To examine if betatide, which co-localizes with intracellular S. aureus (Figure 2A, merged image, white arrows), has antibacterial activity against intracellular S. aureus, we next measured intracellular bacterial counts in infected HaCaT cells treated with the peptide. Because S. aureus produces toxin that kills mammalian cells (Fraunholz and Sinha, 2012), optimization of the infection period and the number of infecting bacteria per cell was vital. We found that 100 MOI and infection for 3 h gave an intracellular infection without severe HaCaT cell cytotoxicity. The remaining extracellular bacteria were killed by gentamicin treatment prior to treatment of the infected cells with betatide (confirmed by plating at the time of harvest of the cells). A 4× reduction in intracellular bacterial load was found in betatide-treated cells (24 μg/ml), compared to untreated control (Figure 2B). Treatment with lower concentrations of betatide did not cause a significant reduction in CFU, while higher concentrations killed the infected HaCaT cells. Toxins from S. aureus likely sensitized the infected cells as uninfected HaCaT cells tolerated up to 40 μg/ml betatide. The maximum tolerated dose of betatide may therefore be different in different types of bacterial infections. In conclusion, these results show that betatide is rapidly taken up in mammalian cells where it retains its antibacterial activity.

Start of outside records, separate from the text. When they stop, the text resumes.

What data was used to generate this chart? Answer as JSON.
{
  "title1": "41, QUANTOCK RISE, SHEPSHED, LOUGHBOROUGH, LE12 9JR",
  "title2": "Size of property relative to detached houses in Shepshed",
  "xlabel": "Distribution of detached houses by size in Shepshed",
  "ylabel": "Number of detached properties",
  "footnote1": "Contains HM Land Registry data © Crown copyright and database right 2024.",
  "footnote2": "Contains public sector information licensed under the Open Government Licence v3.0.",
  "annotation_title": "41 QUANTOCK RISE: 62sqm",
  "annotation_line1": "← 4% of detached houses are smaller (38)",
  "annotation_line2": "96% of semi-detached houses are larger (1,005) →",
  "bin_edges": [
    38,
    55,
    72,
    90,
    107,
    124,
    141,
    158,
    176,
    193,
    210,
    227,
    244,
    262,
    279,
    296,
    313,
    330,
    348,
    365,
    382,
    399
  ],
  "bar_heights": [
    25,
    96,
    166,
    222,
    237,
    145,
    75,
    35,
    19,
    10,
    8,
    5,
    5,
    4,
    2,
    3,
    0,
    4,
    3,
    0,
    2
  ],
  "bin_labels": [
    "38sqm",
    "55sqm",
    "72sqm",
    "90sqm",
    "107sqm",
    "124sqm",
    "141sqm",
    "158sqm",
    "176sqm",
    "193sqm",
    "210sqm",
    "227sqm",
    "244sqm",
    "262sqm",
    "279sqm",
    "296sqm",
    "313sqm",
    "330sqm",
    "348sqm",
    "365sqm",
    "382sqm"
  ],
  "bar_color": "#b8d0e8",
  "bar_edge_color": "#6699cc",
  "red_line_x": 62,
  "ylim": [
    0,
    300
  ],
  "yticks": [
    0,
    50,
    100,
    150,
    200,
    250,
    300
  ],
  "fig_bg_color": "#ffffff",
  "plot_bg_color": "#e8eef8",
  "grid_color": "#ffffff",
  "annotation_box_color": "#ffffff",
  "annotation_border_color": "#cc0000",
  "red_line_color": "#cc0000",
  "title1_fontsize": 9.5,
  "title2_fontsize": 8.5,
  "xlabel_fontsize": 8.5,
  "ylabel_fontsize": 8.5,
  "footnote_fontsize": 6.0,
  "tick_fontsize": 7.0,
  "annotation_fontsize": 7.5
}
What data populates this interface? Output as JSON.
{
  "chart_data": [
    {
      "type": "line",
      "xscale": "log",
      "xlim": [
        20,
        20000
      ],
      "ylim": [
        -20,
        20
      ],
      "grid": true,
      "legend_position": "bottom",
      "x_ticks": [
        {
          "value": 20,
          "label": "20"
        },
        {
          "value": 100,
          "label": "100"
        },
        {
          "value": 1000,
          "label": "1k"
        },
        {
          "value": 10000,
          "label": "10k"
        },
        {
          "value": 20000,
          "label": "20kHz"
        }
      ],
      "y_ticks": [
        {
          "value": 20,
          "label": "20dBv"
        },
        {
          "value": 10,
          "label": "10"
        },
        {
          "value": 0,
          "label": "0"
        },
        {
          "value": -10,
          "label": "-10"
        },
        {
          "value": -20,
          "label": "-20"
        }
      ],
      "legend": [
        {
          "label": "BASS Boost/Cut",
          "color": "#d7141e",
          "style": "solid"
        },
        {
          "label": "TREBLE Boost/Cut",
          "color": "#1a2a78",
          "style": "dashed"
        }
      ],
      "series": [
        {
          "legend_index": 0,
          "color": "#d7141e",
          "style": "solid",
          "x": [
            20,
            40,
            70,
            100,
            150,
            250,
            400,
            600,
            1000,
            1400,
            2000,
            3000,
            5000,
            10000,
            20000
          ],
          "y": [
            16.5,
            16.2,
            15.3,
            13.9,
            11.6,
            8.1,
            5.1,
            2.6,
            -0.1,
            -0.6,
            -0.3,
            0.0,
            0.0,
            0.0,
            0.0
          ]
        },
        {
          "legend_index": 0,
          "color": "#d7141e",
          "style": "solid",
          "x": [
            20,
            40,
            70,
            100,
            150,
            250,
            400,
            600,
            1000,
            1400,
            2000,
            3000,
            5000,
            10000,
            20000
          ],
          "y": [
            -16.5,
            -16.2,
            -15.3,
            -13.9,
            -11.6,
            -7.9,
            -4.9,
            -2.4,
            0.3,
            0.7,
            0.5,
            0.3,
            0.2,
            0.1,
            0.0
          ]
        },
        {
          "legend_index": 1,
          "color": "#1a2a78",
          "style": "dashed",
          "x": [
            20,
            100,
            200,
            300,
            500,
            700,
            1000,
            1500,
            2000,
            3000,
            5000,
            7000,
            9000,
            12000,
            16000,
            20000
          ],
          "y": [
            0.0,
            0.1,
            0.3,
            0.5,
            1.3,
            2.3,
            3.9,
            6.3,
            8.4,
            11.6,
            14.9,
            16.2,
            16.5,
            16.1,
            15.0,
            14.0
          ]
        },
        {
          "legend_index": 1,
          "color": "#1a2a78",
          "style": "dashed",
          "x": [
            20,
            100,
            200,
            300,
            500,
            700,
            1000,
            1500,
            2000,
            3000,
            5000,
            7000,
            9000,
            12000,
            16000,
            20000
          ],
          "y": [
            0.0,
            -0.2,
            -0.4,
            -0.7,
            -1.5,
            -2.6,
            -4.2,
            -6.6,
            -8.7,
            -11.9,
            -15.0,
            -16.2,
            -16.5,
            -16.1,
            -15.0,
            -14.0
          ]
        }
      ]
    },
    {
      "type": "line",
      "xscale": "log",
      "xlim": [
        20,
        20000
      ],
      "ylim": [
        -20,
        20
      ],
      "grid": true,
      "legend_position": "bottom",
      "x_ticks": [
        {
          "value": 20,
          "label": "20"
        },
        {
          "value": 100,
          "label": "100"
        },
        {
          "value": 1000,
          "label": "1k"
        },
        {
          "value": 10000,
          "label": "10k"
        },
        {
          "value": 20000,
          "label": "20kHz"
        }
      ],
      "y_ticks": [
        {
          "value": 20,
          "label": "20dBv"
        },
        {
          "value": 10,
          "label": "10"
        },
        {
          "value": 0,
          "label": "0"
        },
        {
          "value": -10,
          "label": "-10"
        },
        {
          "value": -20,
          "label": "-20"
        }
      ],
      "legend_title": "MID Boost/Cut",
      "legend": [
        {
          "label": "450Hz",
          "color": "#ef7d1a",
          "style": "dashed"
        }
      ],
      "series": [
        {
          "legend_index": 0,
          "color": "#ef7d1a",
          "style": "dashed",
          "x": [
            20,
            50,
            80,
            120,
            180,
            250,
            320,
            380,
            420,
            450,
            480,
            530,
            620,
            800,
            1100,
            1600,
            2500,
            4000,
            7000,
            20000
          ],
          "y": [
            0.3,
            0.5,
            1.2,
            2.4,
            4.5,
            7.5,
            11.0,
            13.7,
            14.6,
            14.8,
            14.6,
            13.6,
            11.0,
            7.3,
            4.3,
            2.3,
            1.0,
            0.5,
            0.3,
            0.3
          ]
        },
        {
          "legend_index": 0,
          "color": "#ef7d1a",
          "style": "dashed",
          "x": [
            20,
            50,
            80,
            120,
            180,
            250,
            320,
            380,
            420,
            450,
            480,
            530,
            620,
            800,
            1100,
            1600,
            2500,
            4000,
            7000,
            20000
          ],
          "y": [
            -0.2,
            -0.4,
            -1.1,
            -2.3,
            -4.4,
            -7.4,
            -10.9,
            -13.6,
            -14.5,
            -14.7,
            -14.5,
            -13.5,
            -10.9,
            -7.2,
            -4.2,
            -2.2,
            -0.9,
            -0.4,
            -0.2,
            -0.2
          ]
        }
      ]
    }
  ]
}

Long-time exposure to sub-MIC levels of antibiotics are known to increase TLS and induce resistance development (Kreuzer, 2013; Raeder et al., 2021). To directly examine the resistance development against betatide, we exposed E. coli and S. aureus (both MDR and reference strain) to sub-MIC and 1×–2× MIC levels of betatide through serial passage and measured MIC over 20–30 days. Compared to bacteria exposed to gentamicin, ampicillin, and ciprofloxacin, those exposed to betatide had a much lower capacity to develop resistance (Figure 3). In E. coli, betatide showed only a temporary 2× increase in MIC during these 32 days, compared to up to a 64× stable increase in MIC for ciprofloxacin and ampicillin (Figure 3A). S. aureus developed a higher increase in MIC toward all the treatments compared to E. coli: up to a 256× increase in MIC for ciprofloxacin and gentamicin, while only an 8× increase in MIC for betatide was detected in the first experiment (Figure 3B, parallel 1). As mutations are stochastic events, we repeated this experiment and found no detectable resistance development with betatide after 30 days (Figure 3B, parallel 2), while ciprofloxacin was more similar to parallel 1). Furthermore, an MDR strain of S. aureus (MRSA) did not show any signs of resistance development against betatide during 20 passages even though 8× and 32× increases in MIC against gentamicin and ciprofloxacin, respectively, were detected (Figure 3C). These experiments show reduced ability of the bacteria to develop resistance against betatide compared to commonly used antibiotics.